Second, the city is also home to operatives of Pakistan-based terrorist outfits like the Lashkar-e-Tayiba.

More than six months after the attack on the prestigious Indian Institute of Science in Bangalore that killed retired Indian Institute of Technology-Delhi professor M K Puri, intelligence and police officers have concluded that the Lashkar executed the crime.

In the last few months, the special teams that the Karnataka police formed to investigate Bangalore's first terrorist attack have arrested a number of Lashkar operatives, including Razi-Ur-Rehman alias Abdul Rehman, its top leader in south India, from Nalgonda in Andhra Pradesh.

The police say a group of Lashkar members led by Rehman and two associates -- Shahid and Kaleem -- had planned the Bangalore attack early last year.

"All of them were involved in a number of minor attacks in Hyderabad and Bangalore earlier," an officer, who is part of the task force probing the IISc attack, told rediff.com

While the police probe is on to unravel the terror modules Lashkar has set up in south India, officers say Bangalore has become a hub for terrorist activities in the last few years.

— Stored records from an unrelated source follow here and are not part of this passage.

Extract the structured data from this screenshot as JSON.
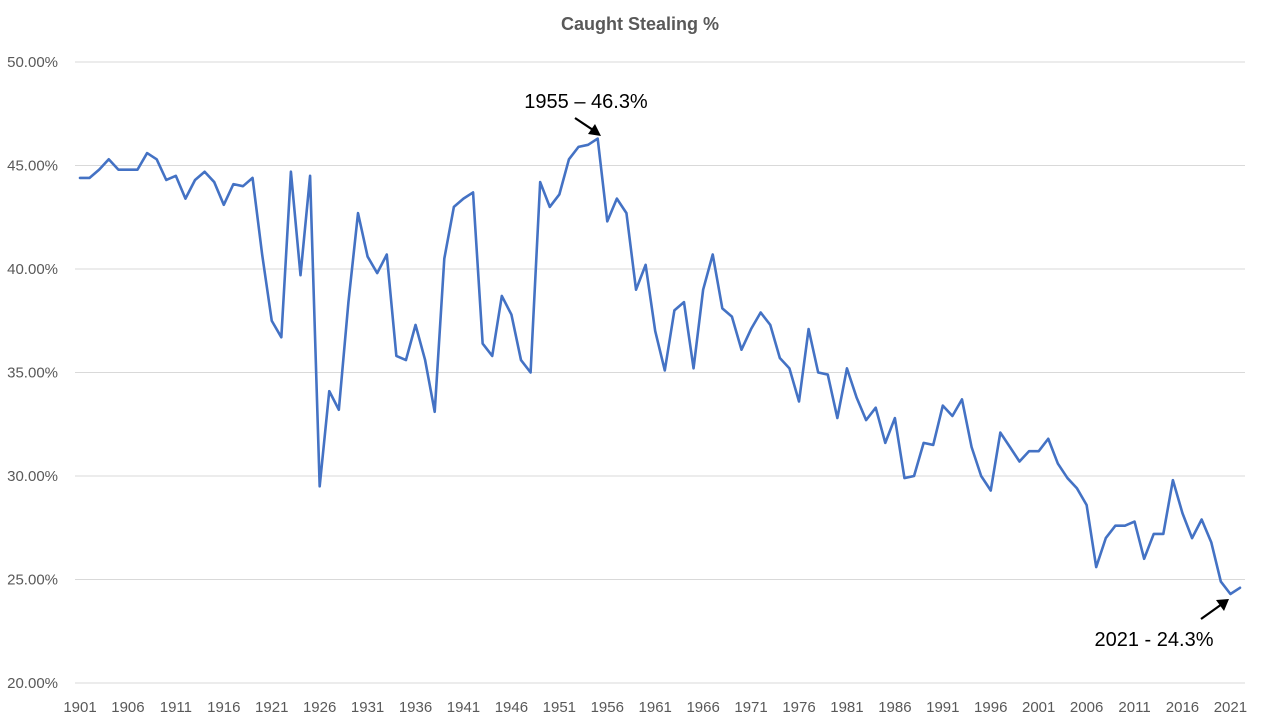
{
  "chart_data": {
    "type": "line",
    "title": "Caught Stealing %",
    "xlabel": "",
    "ylabel": "",
    "ylim": [
      20,
      50
    ],
    "y_ticks": [
      "20.00%",
      "25.00%",
      "30.00%",
      "35.00%",
      "40.00%",
      "45.00%",
      "50.00%"
    ],
    "y_tick_values": [
      20,
      25,
      30,
      35,
      40,
      45,
      50
    ],
    "x_ticks": [
      "1901",
      "1906",
      "1911",
      "1916",
      "1921",
      "1926",
      "1931",
      "1936",
      "1941",
      "1946",
      "1951",
      "1956",
      "1961",
      "1966",
      "1971",
      "1976",
      "1981",
      "1986",
      "1991",
      "1996",
      "2001",
      "2006",
      "2011",
      "2016",
      "2021"
    ],
    "x_range": [
      1901,
      2022
    ],
    "grid": true,
    "legend": "none",
    "line_color": "#4472c4",
    "series": [
      {
        "x": [
          1901,
          1902,
          1903,
          1904,
          1905,
          1906,
          1907,
          1908,
          1909,
          1910,
          1911,
          1912,
          1913,
          1914,
          1915,
          1916,
          1917,
          1918,
          1919,
          1920,
          1921,
          1922,
          1923,
          1924,
          1925,
          1926,
          1927,
          1928,
          1929,
          1930,
          1931,
          1932,
          1933,
          1934,
          1935,
          1936,
          1937,
          1938,
          1939,
          1940,
          1941,
          1942,
          1943,
          1944,
          1945,
          1946,
          1947,
          1948,
          1949,
          1950,
          1951,
          1952,
          1953,
          1954,
          1955,
          1956,
          1957,
          1958,
          1959,
          1960,
          1961,
          1962,
          1963,
          1964,
          1965,
          1966,
          1967,
          1968,
          1969,
          1970,
          1971,
          1972,
          1973,
          1974,
          1975,
          1976,
          1977,
          1978,
          1979,
          1980,
          1981,
          1982,
          1983,
          1984,
          1985,
          1986,
          1987,
          1988,
          1989,
          1990,
          1991,
          1992,
          1993,
          1994,
          1995,
          1996,
          1997,
          1998,
          1999,
          2000,
          2001,
          2002,
          2003,
          2004,
          2005,
          2006,
          2007,
          2008,
          2009,
          2010,
          2011,
          2012,
          2013,
          2014,
          2015,
          2016,
          2017,
          2018,
          2019,
          2020,
          2021,
          2022
        ],
        "values": [
          44.4,
          44.4,
          44.8,
          45.3,
          44.8,
          44.8,
          44.8,
          45.6,
          45.3,
          44.3,
          44.5,
          43.4,
          44.3,
          44.7,
          44.2,
          43.1,
          44.1,
          44.0,
          44.4,
          40.7,
          37.5,
          36.7,
          44.7,
          39.7,
          44.5,
          29.5,
          34.1,
          33.2,
          38.4,
          42.7,
          40.6,
          39.8,
          40.7,
          35.8,
          35.6,
          37.3,
          35.6,
          33.1,
          40.5,
          43.0,
          43.4,
          43.7,
          36.4,
          35.8,
          38.7,
          37.8,
          35.6,
          35.0,
          44.2,
          43.0,
          43.6,
          45.3,
          45.9,
          46.0,
          46.3,
          42.3,
          43.4,
          42.7,
          39.0,
          40.2,
          37.0,
          35.1,
          38.0,
          38.4,
          35.2,
          39.0,
          40.7,
          38.1,
          37.7,
          36.1,
          37.1,
          37.9,
          37.3,
          35.7,
          35.2,
          33.6,
          37.1,
          35.0,
          34.9,
          32.8,
          35.2,
          33.8,
          32.7,
          33.3,
          31.6,
          32.8,
          29.9,
          30.0,
          31.6,
          31.5,
          33.4,
          32.9,
          33.7,
          31.4,
          30.0,
          29.3,
          32.1,
          31.4,
          30.7,
          31.2,
          31.2,
          31.8,
          30.6,
          29.9,
          29.4,
          28.6,
          25.6,
          27.0,
          27.6,
          27.6,
          27.8,
          26.0,
          27.2,
          27.2,
          29.8,
          28.2,
          27.0,
          27.9,
          26.8,
          24.9,
          24.3,
          24.6
        ]
      }
    ],
    "annotations": [
      {
        "text": "1955 – 46.3%",
        "x": 1955,
        "y": 46.3
      },
      {
        "text": "2021 - 24.3%",
        "x": 2021,
        "y": 24.3
      }
    ]
  }
}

They cite a number of reasons and incidents to illustrate why Bangalore is on the terror radar:

Not just Bangalore, the towns surrounding the city have been hubs of Pakistan's Inter-Services Intelligence activities for many years now.

The terrorists, the police say, wanted to create a network of operatives outside Bangalore who could target the city.

As early as 2001, the Union home ministry sent an intelligence report to the Karnataka government, which said towns like Gulbarga and Hubli harboured terrorists.

Officials say the Intelligence Bureau has been regularly passing on alerts to the Karnataka government and the city police, warning of terrorist strikes in Bangalore.

The Bangalore police, officials add, did not take the warnings seriously as they believed the Garden City was not a terror target. The IISc attack has changed that feeling.

The city police have now set up a process to monitor intelligence and keep a watch on suspicious people visiting Bangalore. IT companies are also being kept under strict security surveillance.